Lorsque l’armée française demande des médecins pour l’Indochine, Mademoiselle Valérie André se porte volontaire. Arrivée à Saigon en 1949, elle est nommée assistante du médecin chef de l’hôpital Coste, centre de neurochirurgie. Un matin, le médecin-général André Robert l’appelle à son bureau. On vient d’apprendre qu’un sergent français est très gravement malade dans le haut Laos. Il faudrait cinq jours au médecin le plus proche pour parvenir à ce poste avancé, à supposer qu’il réussisse à traverser un territoire infesté d’ennemis. Le général Robert explique à Mademoiselle André que l’état du sergent exige des soins immédiats et lui demande si elle est prête à se laisser parachuter. Elle répond aussitôt par l’affirmative. Elle passe trois semaines sur les lieux à soigner le sergent, ainsi que plusieurs malades atteints de typhus. Mais alors se présente un autre problème qui a toujours donné du fil à retordre au service de santé : quand on a parachuté un médecin pour une mission spéciale, comment le récupérer ensuite ? Cette fois-là il faut vingt-six hommes et un certain nombre d’animaux de trait. Ils se fraient un passage en file indienne à travers la jungle épaisse. Les indigènes ne cessent de parler de cette jeune femme médecin qui est descendue du ciel. A toutes les étapes, sur le chemin du retour, les villageois viennent lui demander de soigner leurs malades. Jusqu’à une heure avancée de la nuit, longtemps après que les soldats épuisés par une journée de marche se sont endormis, Valérie prodigue ses soins aux Vietnamiens. Au bout de cinq jours il ne lui reste plus de médicaments, mais elle a des quantités de porte-bonheur, de curieux bracelets de coton, attachés à son poignet par les habitants de la jungle reconnaissants. Cette expérience montre à Mademoiselle André que les combattants d’Indochine ont un besoin criant d’hélicoptères.

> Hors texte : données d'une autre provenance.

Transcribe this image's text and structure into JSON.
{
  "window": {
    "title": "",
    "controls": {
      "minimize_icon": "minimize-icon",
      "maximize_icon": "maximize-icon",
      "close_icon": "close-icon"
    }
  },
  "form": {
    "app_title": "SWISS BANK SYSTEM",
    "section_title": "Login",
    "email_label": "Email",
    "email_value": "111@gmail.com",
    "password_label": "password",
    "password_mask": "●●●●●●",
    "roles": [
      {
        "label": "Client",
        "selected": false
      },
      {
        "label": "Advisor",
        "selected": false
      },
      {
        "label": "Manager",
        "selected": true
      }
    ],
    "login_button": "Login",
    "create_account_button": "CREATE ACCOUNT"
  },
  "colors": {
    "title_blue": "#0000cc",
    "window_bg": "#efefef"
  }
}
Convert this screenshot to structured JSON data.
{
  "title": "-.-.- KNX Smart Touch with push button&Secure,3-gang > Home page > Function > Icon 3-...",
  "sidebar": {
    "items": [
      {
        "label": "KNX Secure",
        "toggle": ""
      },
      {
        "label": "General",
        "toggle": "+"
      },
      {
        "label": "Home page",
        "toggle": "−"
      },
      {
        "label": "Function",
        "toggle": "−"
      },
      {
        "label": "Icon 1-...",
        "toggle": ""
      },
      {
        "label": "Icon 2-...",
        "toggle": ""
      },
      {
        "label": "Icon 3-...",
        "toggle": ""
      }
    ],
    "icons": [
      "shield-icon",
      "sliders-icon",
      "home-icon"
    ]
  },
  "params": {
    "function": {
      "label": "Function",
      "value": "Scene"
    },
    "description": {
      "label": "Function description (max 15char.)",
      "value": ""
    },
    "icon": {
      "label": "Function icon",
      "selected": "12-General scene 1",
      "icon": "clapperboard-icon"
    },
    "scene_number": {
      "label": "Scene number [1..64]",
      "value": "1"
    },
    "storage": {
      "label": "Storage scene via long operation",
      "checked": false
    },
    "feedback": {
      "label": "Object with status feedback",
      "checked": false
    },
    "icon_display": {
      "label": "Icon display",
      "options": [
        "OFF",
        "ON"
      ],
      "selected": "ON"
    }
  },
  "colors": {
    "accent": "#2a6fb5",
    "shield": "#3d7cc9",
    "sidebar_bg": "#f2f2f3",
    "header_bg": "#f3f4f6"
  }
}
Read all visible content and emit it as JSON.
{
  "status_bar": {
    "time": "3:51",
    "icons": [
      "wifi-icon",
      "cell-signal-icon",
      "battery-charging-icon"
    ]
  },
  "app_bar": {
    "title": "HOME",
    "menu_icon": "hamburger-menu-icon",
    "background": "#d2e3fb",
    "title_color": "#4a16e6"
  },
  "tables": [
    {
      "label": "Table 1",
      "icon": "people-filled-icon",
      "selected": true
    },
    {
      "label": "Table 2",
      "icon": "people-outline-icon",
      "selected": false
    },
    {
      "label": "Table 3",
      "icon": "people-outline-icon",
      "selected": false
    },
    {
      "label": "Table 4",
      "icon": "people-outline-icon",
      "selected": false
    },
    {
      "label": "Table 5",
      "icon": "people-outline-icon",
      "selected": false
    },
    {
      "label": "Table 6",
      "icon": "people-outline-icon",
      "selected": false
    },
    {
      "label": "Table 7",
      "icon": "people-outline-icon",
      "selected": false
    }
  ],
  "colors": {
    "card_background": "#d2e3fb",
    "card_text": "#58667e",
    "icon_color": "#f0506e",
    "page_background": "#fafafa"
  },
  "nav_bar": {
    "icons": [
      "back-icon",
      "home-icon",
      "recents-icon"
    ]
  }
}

Au cours de 1950, le général Robert apprend qu’il va enfin disposer de deux hélicoptères. Valérie se porte aussitôt volontaire pour apprendre à les piloter au cours d’une prochaine permission en France. C’est ainsi qu’elle passe sa « permission » à 48 kilomètres de Paris, à Cormeilles-en-Vexin, dans une école d’entraînement privée réservée à l’armée et dirigée par le commandant Henry Boris. A cette époque, la France ne compte que trois ou quatre pilotes d’hélicoptère. Seule femme d’un groupe de six élèves, Mademoiselle André n’est pas prise très au sérieux dans les débuts. Mais bientôt les hommes comprennent que cette petite femme aux épaules si fragiles n’est pas là en amateur. En tout cas elle ne profite jamais de ce qu’elle est femme pour couper aux corvées. Comme tout le monde, elle pousse les hélicoptères pour les rentrer le soir dans les hangars et les en sortir le matin. Elle fait le plein, frotte et nettoie les appareils. Son instructeur, André Onde, se souvient pourtant d’un cas où son instinct féminin s’est manifesté. Par une chaude journée du mois d’août, un corbeau vient se poser sur la route et ses pattes sont prises dans l’asphalte qui fond au soleil. Les hommes rient à gorge déployée en voyant les efforts qu’il fait pour se libérer. Valérie, elle, ne rit pas. Elle se précipite et dégage l’oiseau qui, en se débattant s’est cassé trois griffes. Valérie sort sa trousse, procède à une amputation selon toutes les règles de l’art, panse le corbeau sans se soucier des rieurs et lui rend la liberté.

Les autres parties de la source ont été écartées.